Quantile-Quantile (Q-Q) plots are graphs used to verify the distributional assumption for a set of data. Based on the theoretical distribution, the expected value for each datum is determined. If the data values in a set follow the theoretical distribution, then they will appear as a straight line on a Q-Q plot.

#Q-Q Plots
#Linear Model
qqnorm(residuals(lmodel), main="Normal Q-Q Plot", ylab="Amount (tonnes/hectare) Residuals")
qqline(residuals(lmodel))

#produces a Q-Q normal plot with a normal fit line

The Normal Q-Q plot for the model year returned a very non-linear relationship between the theoretical quantities and the amount of sugar cane, indicating that the model used in this recipe was inappropriate for the dataset used.
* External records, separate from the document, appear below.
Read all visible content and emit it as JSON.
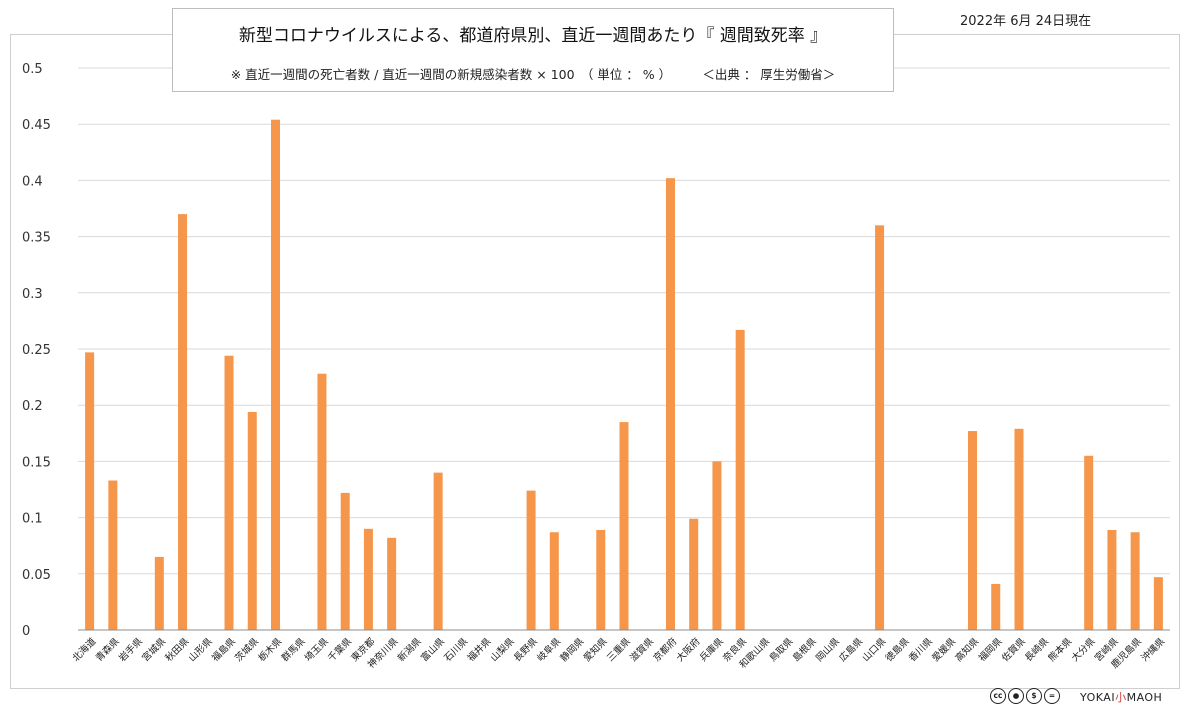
{
  "title": "新型コロナウイルスによる、都道府県別、直近一週間あたり『 週間致死率 』",
  "subtitle": "※ 直近一週間の死亡者数 / 直近一週間の新規感染者数 × 100　（ 単位 ： % ）　　　＜出典 ： 厚生労働省＞",
  "date": "2022年 6月 24日現在",
  "brand": {
    "left": "YOKAI",
    "mid": "小",
    "right": "MAOH"
  },
  "license_icons": [
    "cc-icon",
    "by-icon",
    "nc-icon",
    "nd-icon"
  ],
  "colors": {
    "bar": "#F5964A",
    "grid": "#d9d9d9",
    "axis": "#8c8c8c"
  },
  "chart_data": {
    "type": "bar",
    "title": "新型コロナウイルスによる、都道府県別、直近一週間あたり『 週間致死率 』",
    "ylabel": "",
    "xlabel": "",
    "ylim": [
      0,
      0.5
    ],
    "yticks": [
      0,
      0.05,
      0.1,
      0.15,
      0.2,
      0.25,
      0.3,
      0.35,
      0.4,
      0.45,
      0.5
    ],
    "ytick_labels": [
      "0",
      "0.05",
      "0.1",
      "0.15",
      "0.2",
      "0.25",
      "0.3",
      "0.35",
      "0.4",
      "0.45",
      "0.5"
    ],
    "grid": true,
    "legend": "none",
    "categories": [
      "北海道",
      "青森県",
      "岩手県",
      "宮城県",
      "秋田県",
      "山形県",
      "福島県",
      "茨城県",
      "栃木県",
      "群馬県",
      "埼玉県",
      "千葉県",
      "東京都",
      "神奈川県",
      "新潟県",
      "富山県",
      "石川県",
      "福井県",
      "山梨県",
      "長野県",
      "岐阜県",
      "静岡県",
      "愛知県",
      "三重県",
      "滋賀県",
      "京都府",
      "大阪府",
      "兵庫県",
      "奈良県",
      "和歌山県",
      "鳥取県",
      "島根県",
      "岡山県",
      "広島県",
      "山口県",
      "徳島県",
      "香川県",
      "愛媛県",
      "高知県",
      "福岡県",
      "佐賀県",
      "長崎県",
      "熊本県",
      "大分県",
      "宮崎県",
      "鹿児島県",
      "沖縄県"
    ],
    "values": [
      0.247,
      0.133,
      0,
      0.065,
      0.37,
      0,
      0.244,
      0.194,
      0.454,
      0,
      0.228,
      0.122,
      0.09,
      0.082,
      0,
      0.14,
      0,
      0,
      0,
      0.124,
      0.087,
      0,
      0.089,
      0.185,
      0,
      0.402,
      0.099,
      0.15,
      0.267,
      0,
      0,
      0,
      0,
      0,
      0.36,
      0,
      0,
      0,
      0.177,
      0.041,
      0.179,
      0,
      0,
      0.155,
      0.089,
      0.087,
      0.047
    ]
  }
}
A Residuals vs. Fits Plot is a common graph used in residual analysis. It is a scatter plot of residuals as a function of fitted values, or the estimated responses. These plots are used to identify linearity, outliers, and error variances.

#R vs F plot
#Linear Model
plot(fitted(lmodel),residuals(lmodel), main="Residual vs Fitted Plot") 

#Produces a residual plot

The residual plot above produced a positively skewed plot with a large number of outliers, confirming that suspicion that the model used in this recipe was not ideal for the data used.

4. References to the Literature

No literature was used in this sample recipe

5. Appendices

The raw data used in this statistical analysis are results of sugar cane harvest data. It is available as a downloadable package and can be found online at http://www.statsci.org/data/oz/cane.html.